Table 1. MIT alerts number and Snort alerts number
Table 2. Remaining alerts after reduction
Fig. 3.
figure 3

Alert reduction rate

5 Conclusion

In this paper, we proposed an alert correlation framework based on Knowledge Graph. We mainly introduce how to build a cybersecurity knowledge graph and how to use the KG to carry out alert correlation analysis.
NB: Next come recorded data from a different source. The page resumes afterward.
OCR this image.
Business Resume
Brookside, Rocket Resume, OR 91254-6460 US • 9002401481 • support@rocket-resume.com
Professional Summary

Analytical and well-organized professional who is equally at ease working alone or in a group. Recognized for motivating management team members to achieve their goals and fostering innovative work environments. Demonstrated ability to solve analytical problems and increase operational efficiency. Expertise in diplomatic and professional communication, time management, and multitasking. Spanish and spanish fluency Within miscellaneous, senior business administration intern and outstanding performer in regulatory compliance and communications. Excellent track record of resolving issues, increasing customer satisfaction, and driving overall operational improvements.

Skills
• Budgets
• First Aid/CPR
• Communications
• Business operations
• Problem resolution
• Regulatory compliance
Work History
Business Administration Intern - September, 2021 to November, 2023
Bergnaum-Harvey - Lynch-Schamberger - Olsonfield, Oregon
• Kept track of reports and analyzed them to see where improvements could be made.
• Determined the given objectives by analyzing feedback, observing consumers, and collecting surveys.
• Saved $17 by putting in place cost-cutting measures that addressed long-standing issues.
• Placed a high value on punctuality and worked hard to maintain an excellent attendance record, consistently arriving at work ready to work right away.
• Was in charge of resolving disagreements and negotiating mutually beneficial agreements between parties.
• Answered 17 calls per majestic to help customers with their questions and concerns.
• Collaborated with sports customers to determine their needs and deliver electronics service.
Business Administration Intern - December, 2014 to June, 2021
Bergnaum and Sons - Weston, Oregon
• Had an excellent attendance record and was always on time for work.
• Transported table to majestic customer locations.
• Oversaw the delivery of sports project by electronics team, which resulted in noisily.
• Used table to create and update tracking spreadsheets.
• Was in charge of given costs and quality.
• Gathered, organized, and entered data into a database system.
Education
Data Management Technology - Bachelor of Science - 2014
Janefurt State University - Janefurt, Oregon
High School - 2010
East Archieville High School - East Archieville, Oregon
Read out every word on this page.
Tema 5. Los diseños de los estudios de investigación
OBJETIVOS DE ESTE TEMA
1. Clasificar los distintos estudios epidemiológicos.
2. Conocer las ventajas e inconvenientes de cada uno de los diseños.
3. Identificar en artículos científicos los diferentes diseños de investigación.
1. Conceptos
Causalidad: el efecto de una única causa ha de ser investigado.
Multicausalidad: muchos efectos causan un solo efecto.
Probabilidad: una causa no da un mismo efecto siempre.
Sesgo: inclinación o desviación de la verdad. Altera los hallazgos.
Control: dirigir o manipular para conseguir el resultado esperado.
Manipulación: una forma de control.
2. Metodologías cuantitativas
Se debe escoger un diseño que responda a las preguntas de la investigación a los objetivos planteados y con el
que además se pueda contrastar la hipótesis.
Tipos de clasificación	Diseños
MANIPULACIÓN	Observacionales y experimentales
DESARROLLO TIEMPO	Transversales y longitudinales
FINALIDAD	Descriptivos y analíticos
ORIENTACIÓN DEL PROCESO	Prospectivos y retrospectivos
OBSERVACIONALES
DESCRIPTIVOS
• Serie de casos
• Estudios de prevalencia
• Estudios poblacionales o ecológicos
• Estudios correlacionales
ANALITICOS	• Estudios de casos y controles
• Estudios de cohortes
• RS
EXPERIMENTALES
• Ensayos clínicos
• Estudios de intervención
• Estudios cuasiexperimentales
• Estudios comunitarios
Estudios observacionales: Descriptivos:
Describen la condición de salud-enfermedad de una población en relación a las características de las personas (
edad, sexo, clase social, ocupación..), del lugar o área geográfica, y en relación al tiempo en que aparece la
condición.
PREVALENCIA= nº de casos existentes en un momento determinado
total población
In order to make up for the problem of the different dimensions of security information stored in separate knowledge bases, which leads to the lack of synergies between the various dimension, we prosed our KGBIAC framework. Our proposed framework is generic, easy to be adapted by other systems. And can be very flexible to expand the knowledge base. But we only integrate the open source structured cyber security knowledge by now. In future, we will dig more security related knowledge to expand our Knowledge Graph. Such as by extracting the attack scene from the natural description information. In addition, we will further optimize the alert correlation method to improve accuracy, precision and recall.